Macro e micronutrientes incrementam qualidade do látex

A seringueira é uma planta da Amazônia, região de solo pobre, o que a torna facilmente adaptável a solos de fertilidade não muito elevada. Comercialmente a adubação da seringueira é importante para melhorar o desempenho da produção de látex.

Uma planta exige todos os macro e micronutrientes. Segundo o engenheiro agrônomo e pesquisador aposentado do IAC, com especialidade em nutrição e adubação de plantas, Ondino Cleante Bataglia, um seringal com 20 anos de idade, por exemplo, precisa de mais de mil quilos de nitrogênio por hectare, 800 kg de potássio e 200 kg de fósforo, principais nutrientes contidos nos adubos.

A adubação é feita anualmente, dividida em duas ou três parcelas para melhor aproveitamento desses nutrientes, explica Ondino. “A seringueira tem a vantagem de um sistema radicular intenso, profundo e disperso no solo de modo que aproveite bem a adubação. Mesmo que haja chuvas e lixiviação de nutrientes, a seringueira não os perde”, completa.

CUSTO X BENEFÍCIO DE UMA BOA NUTRIÇÃO

Supondo a aplicação de 01 kg de adubo por planta, o custo sairá em torno de R$ 1,50/planta, de modo que ela precisa produzir pelo menos 01 kg a mais de látex por planta para compensar essa adubação. “Uma boa seringueira normalmente produz 10 kg de látex por ano. Se com a adubação o produtor conseguir acrescentar 01 kg com essa adubação, já paga pela borracha produzida a mais”, garante Ondino Cleante.

O crescimento da planta e a qualidade do látex estão relacionados também à nutrição da planta. Alguns experimentos mostram que a aplicação de 100 kg de potássio, por exemplo, aumenta 400 kg de borracha por ano.

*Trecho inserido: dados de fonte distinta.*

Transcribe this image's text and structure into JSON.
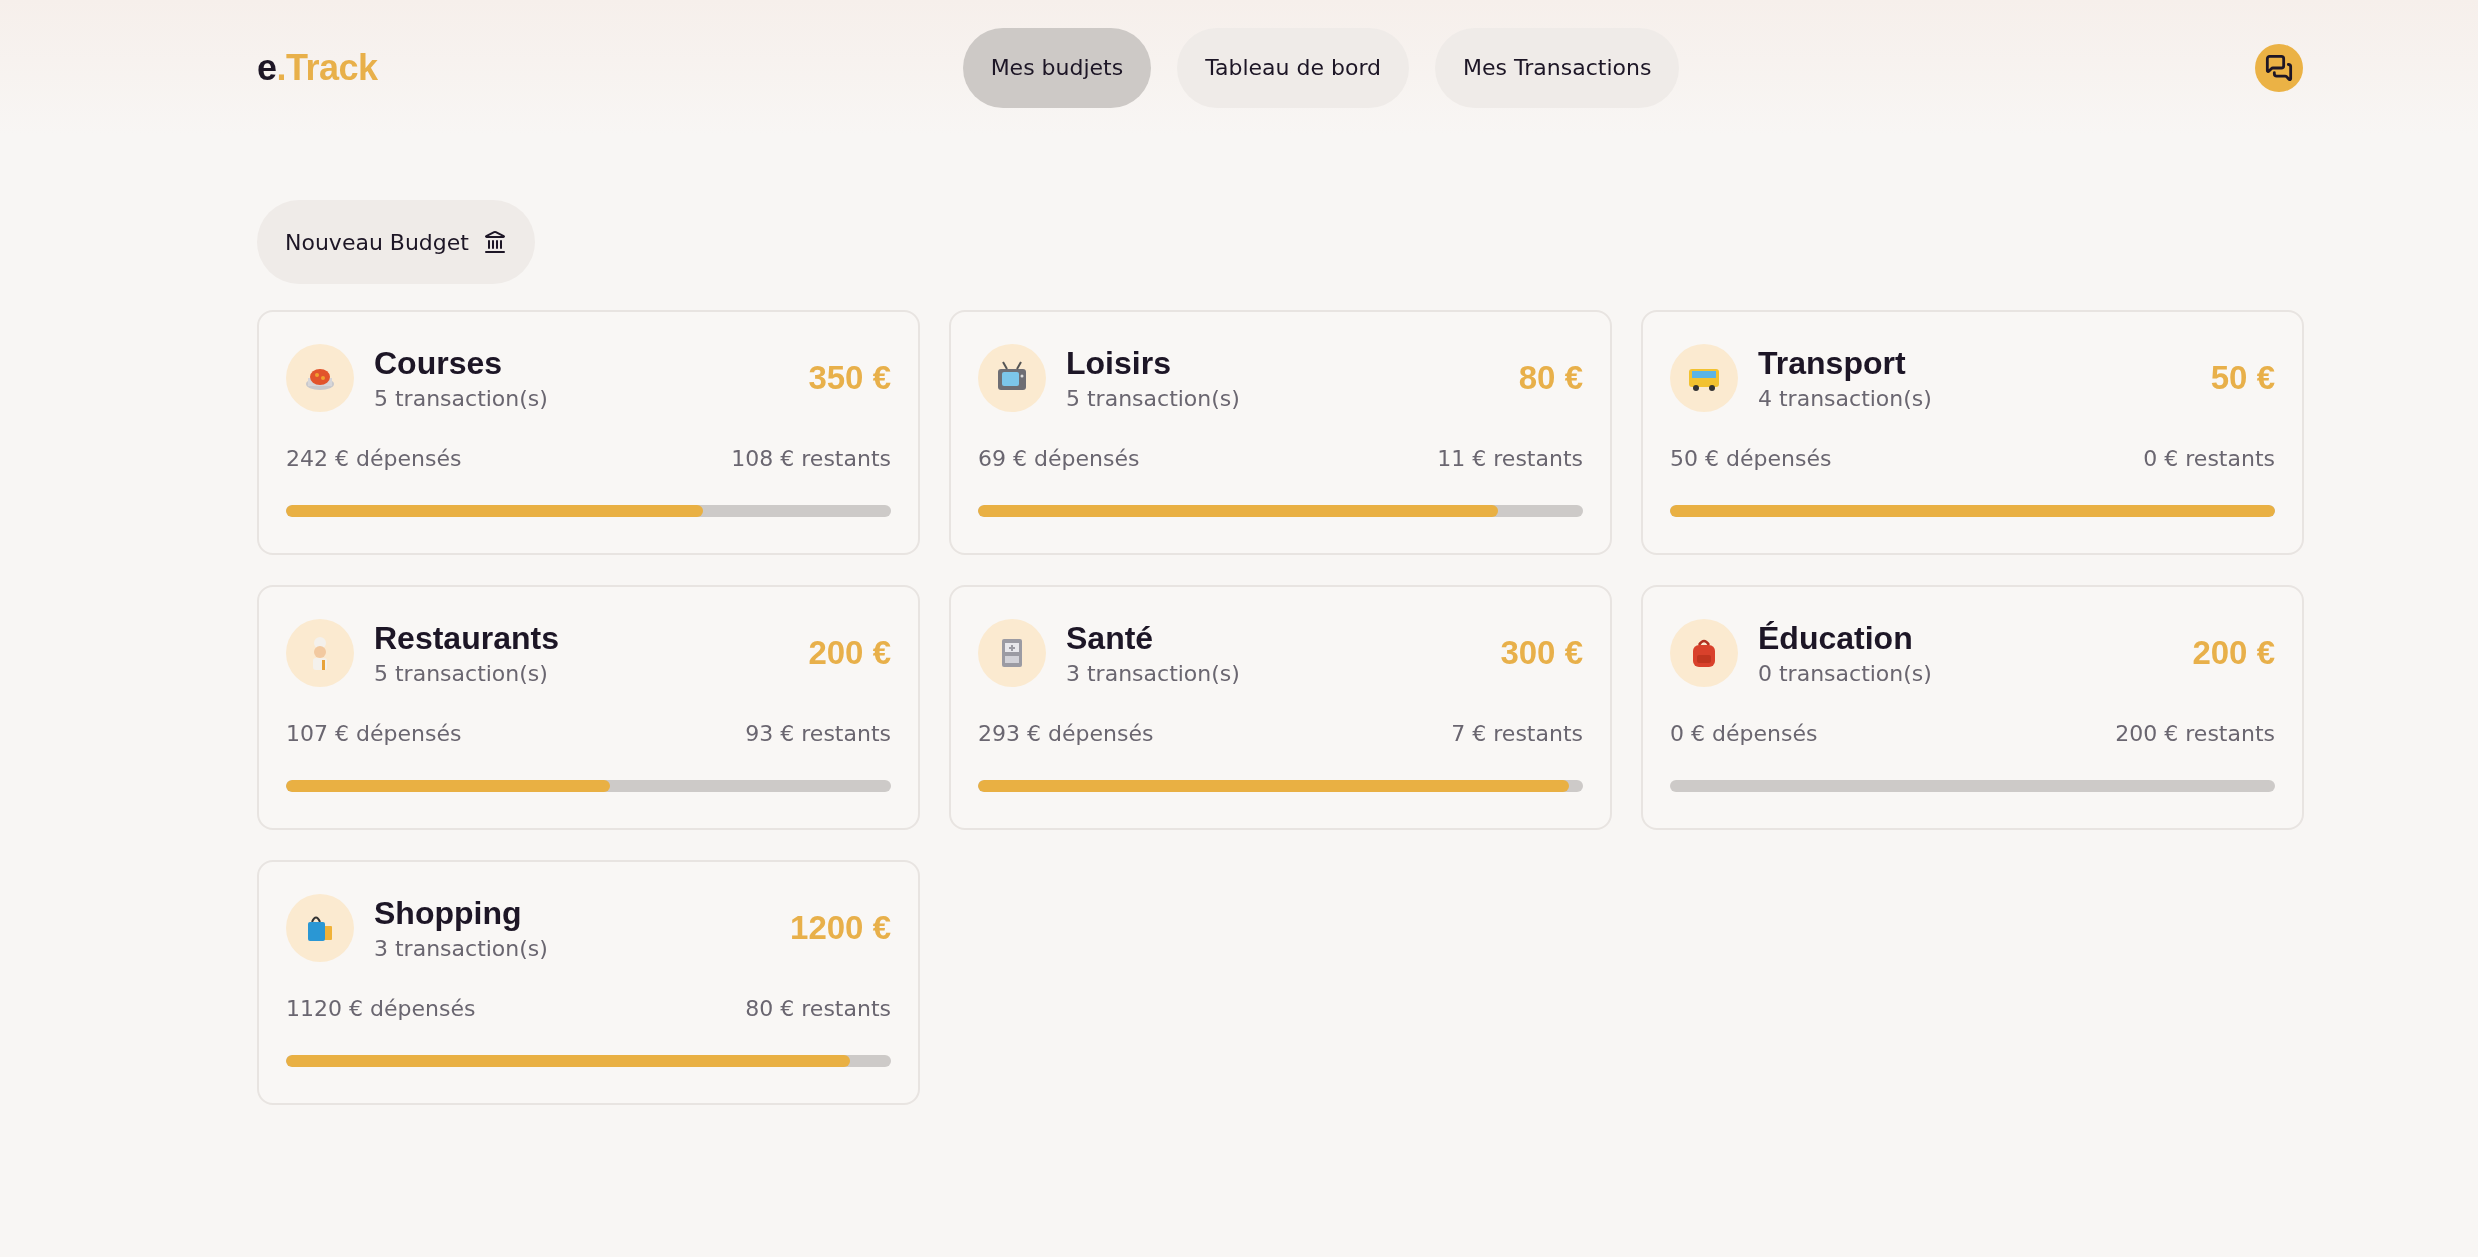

As principais respostas são obtidas a partir do potássio. Em solos relativamente pobres, à medida que a planta cresce, ela imobiliza o nutriente, que não volta para o solo. Ele fica na planta e por isso é preciso que seja reposto.

As plantas normalmente exigem uma série de nutrientes, mas a seringueira pela extensão do sistema radicular consegue mobilizar micronutrientes. “A seringueira sempre dá um jeito de buscar esses nutrientes na camada mais profunda do solo para se abastecer, mas os macronutrientes geralmente têm que ser repostos”, conta o pesquisador do IAC.

EVITE PREJUÍZOS

O erro mais comum cometido pelos heveicultores é não fazer a adubação. Como a seringueira é uma planta rústica, que de qualquer modo cresce e se desenvolve, o agricultor não aduba e então a árvore perde em tamanho de copa, com menos folhas para produzir látex. Outro erro frequente, na opinião de Ondino Cleante, é a falta de base técnica, como análise de solo e análise de planta, que são primordiais nesta cultura, como em qualquer outra, já que são elas que indicam os nutrientes que estão faltando ou sobrando.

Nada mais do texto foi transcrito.